February 17, 2003


Laney: Beware of 'cornered'
N. Korea

By Michael Terrazas mterraz@emory.edu


Iraq may be the point of President George W. Bush’s “axis of evil” that is receiving his adminstration’s closest attention, but the greatest threat lies on the Korean peninsula, according to former Emory President James Laney, who spoke at the latest Emory College Public Issues Forum, Feb. 13 in White Hall.

Laney, who served as U.S. ambassador to South Korea from 1993–97, called the current situation in North Korea “very serious” and warned that war between North Korea and the United States would produce “catastrophic” casualties. Speaking in careful, measured tones before a full lecture hall, the former ambassador gave a quick primer on recent U.S.-North Korean relations and outlined his thoughts on how to resolve the tense diplomatic standoff between the two countries.

Driving the crisis is North Korea’s recent abandonment of a 1994 agreement (brokered by Jimmy Carter) in which it pledged not to develop nuclear weapons in exchange for shipments of fuel and development of two light-water nuclear reactors (to generate electricity) from the United States. Since the last year in office of former President Bill Clinton (who named Laney ambassador to Seoul in 1993), relations between the two countries have steadily declined.

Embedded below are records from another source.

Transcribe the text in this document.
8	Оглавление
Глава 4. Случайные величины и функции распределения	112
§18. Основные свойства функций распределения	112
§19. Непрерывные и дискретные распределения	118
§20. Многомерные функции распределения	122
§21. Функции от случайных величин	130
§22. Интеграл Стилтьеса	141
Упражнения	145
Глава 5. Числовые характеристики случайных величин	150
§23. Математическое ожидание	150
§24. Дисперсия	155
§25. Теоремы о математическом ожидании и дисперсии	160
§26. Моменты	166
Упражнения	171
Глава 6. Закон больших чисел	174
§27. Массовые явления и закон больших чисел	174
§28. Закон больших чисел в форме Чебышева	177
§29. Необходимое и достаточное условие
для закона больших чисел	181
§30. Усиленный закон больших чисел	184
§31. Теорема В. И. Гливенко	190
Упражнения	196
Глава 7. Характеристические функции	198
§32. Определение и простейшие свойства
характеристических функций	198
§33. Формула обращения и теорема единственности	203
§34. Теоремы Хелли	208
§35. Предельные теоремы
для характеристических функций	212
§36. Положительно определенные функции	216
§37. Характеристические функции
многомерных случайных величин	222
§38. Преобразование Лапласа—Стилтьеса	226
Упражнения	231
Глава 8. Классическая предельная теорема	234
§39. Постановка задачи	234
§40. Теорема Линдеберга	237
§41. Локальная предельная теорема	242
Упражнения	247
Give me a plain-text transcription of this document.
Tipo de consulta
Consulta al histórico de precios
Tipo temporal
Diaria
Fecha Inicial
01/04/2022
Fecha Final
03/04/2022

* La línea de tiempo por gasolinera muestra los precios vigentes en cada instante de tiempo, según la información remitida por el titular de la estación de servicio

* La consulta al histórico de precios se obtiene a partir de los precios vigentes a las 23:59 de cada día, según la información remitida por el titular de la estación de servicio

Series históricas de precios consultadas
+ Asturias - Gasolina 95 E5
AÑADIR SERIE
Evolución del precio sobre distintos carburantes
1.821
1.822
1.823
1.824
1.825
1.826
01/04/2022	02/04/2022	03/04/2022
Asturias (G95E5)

With the recent reactivation of its Yongbyon nuclear facility, North Korea soon could produce enough weapons-grade plutonium for five or six nuclear bombs, Laney said.

“Unlike Iraq, this is not hypothetical,” he said. “This is real.”

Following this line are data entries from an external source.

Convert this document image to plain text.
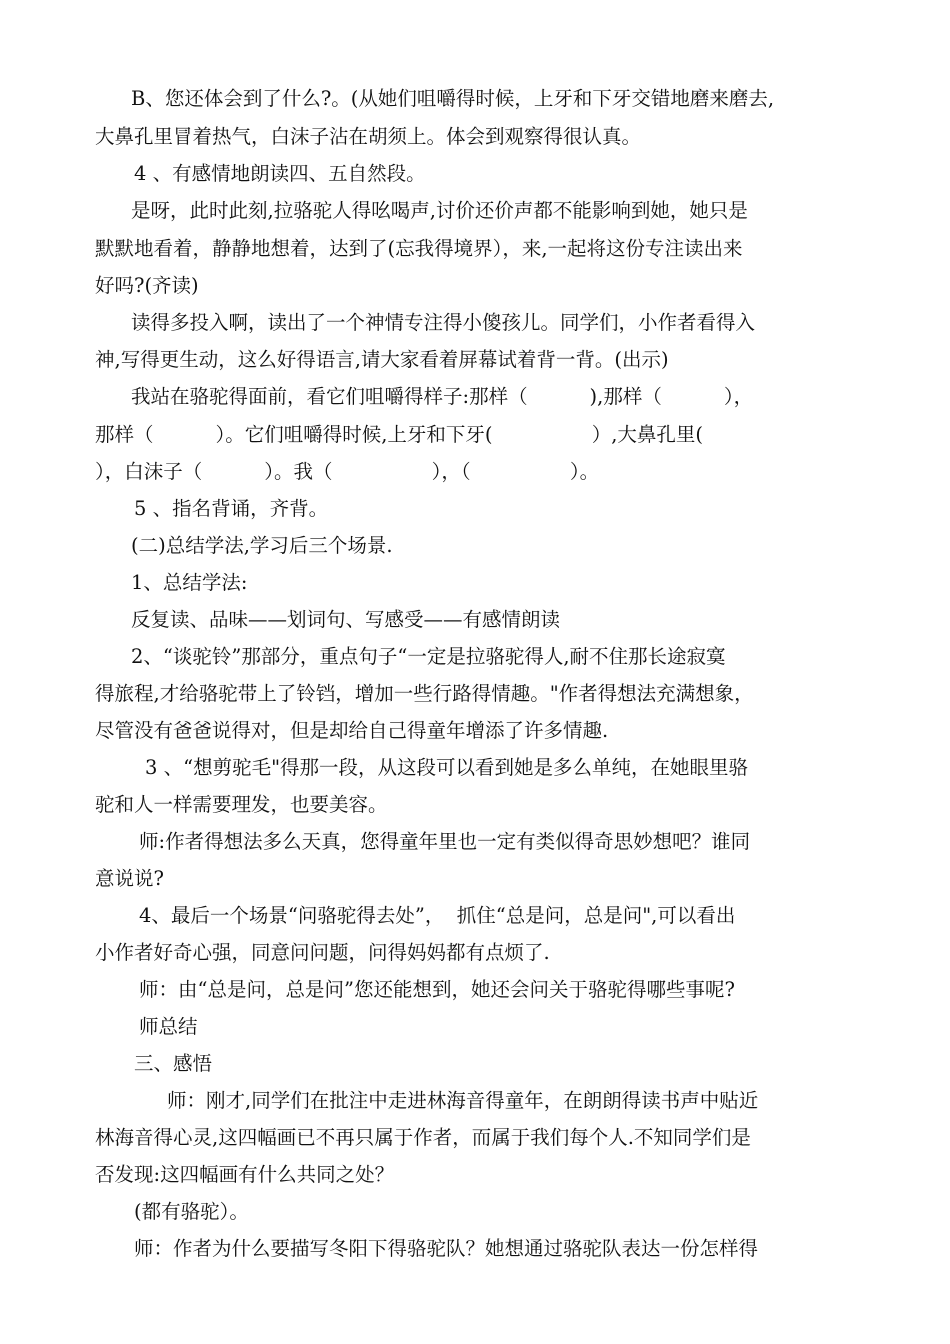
B、您还体会到了什么?。(从她们咀嚼得时候，上牙和下牙交错地磨来磨去,
大鼻孔里冒着热气，白沫子沾在胡须上。体会到观察得很认真。
4 、有感情地朗读四、五自然段。
是呀，此时此刻,拉骆驼人得吆喝声,讨价还价声都不能影响到她，她只是
默默地看着，静静地想着，达到了(忘我得境界），来,一起将这份专注读出来
好吗?(齐读)
读得多投入啊，读出了一个神情专注得小傻孩儿。同学们，小作者看得入
神,写得更生动，这么好得语言,请大家看着屏幕试着背一背。(出示)
我站在骆驼得面前，看它们咀嚼得样子:那样（          ),那样（          ），
那样（          ）。它们咀嚼得时候,上牙和下牙(                ）,大鼻孔里(
），白沫子（          ）。我（                ），（                ）。
5 、指名背诵，齐背。
(二)总结学法,学习后三个场景.
1、总结学法:
反复读、品味——划词句、写感受——有感情朗读
2、“谈驼铃”那部分，重点句子“一定是拉骆驼得人,耐不住那长途寂寞
得旅程,才给骆驼带上了铃铛，增加一些行路得情趣。"作者得想法充满想象，
尽管没有爸爸说得对，但是却给自己得童年增添了许多情趣.
3 、“想剪驼毛"得那一段，从这段可以看到她是多么单纯，在她眼里骆
驼和人一样需要理发，也要美容。
师:作者得想法多么天真，您得童年里也一定有类似得奇思妙想吧？谁同
意说说?
4、最后一个场景“问骆驼得去处”，  抓住“总是问，总是问",可以看出
小作者好奇心强，同意问问题，问得妈妈都有点烦了.
师：由“总是问，总是问”您还能想到，她还会问关于骆驼得哪些事呢?
师总结
三、感悟
师：刚才,同学们在批注中走进林海音得童年，在朗朗得读书声中贴近
林海音得心灵,这四幅画已不再只属于作者，而属于我们每个人.不知同学们是
否发现:这四幅画有什么共同之处？
(都有骆驼）。
师：作者为什么要描写冬阳下得骆驼队？她想通过骆驼队表达一份怎样得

And for anyone who thinks North Korea would back down from an armed conflict with America, Laney had sobering words; during the previous crisis in 1994, he said the two countries came within a hair’s breadth of war, with Clinton on the cusp evacuating U.S. citizens from neighboring South Korea.

“North Korea is a very dangerous entity when it is cornered,” Laney said. “North Korea is not Iraq; this [war] would not be a cakewalk.”

Though he was careful not to directly criticize the current Bush administration, Laney implied the situation no doubt was exacerbated by a “dismissive” and “contemptuous” attitude from Washington following the 2000 elections. Bush’s labeling of North Korea in his 2002 State of the Union Address as part of an “axis of evil” (along with Iraq and Iran) likely did not help improve relations, Laney said.

Then, in October of last year, when North Korea admitted to having reopened its nuclear program, Bush declared the 1994 agreement void and stopped fuel shipments. North Korea responded by kicking out international inspectors and proceeding full scale with the Yongbyon facility.

“To their credit, the Bush administration has acted with a great deal of restraint,” Laney said, but added that the two countries now are at an impasse: North Korea has said it will not halt its nuclear program without a formal pledge of nonaggression from the United States, and Washington has said it will not negotiate until North Korea stops its weapons program.

“So how do we get out of this?” Laney said. “How do you solve a problem when all you have are lousy options?”

North Korea must be given a “face-saving” way to back down, he said, proposing that the United States convene a summit with Russia, China and Japan in which all four nations pledge to maintain stability on the Korean peninsula if North Korea will again abide by the 1994 agreement.

The consequences of war would be the most dire since World War II, Laney said. Though North Korea could not possibly hope to defeat the United States, it could inflict horrific damage on its neighbor to the south; Seoul, a city four times larger than Atlanta, sits just 30 miles from the demilitarized zone (DMZ) between North and South Korea.

Even if war is avoided, allowing North Korea to proceed with its nuclear program also could be catastrophic. Aside from the possibility of President Kim Jong Il selling nuclear weapons to the highest bidder, a nuclear-capable North Korea would prompt Japan and likely South Korea to feel the need for such an arsenal, and then “all of East Asia could turn into an arms race of nuclear proliferation.” In such a reality, he said, even a minor incident could become a flashpoint for war.

“When I was ambassador, our greatest problem was trigger-happy soldiers along the DMZ,” Laney said.

The Public Issues Forum is a project of the Joint Activities Committee, a partnership between Emory College and Campus Life that looks for ways to bring together students and faculty outside the classroom.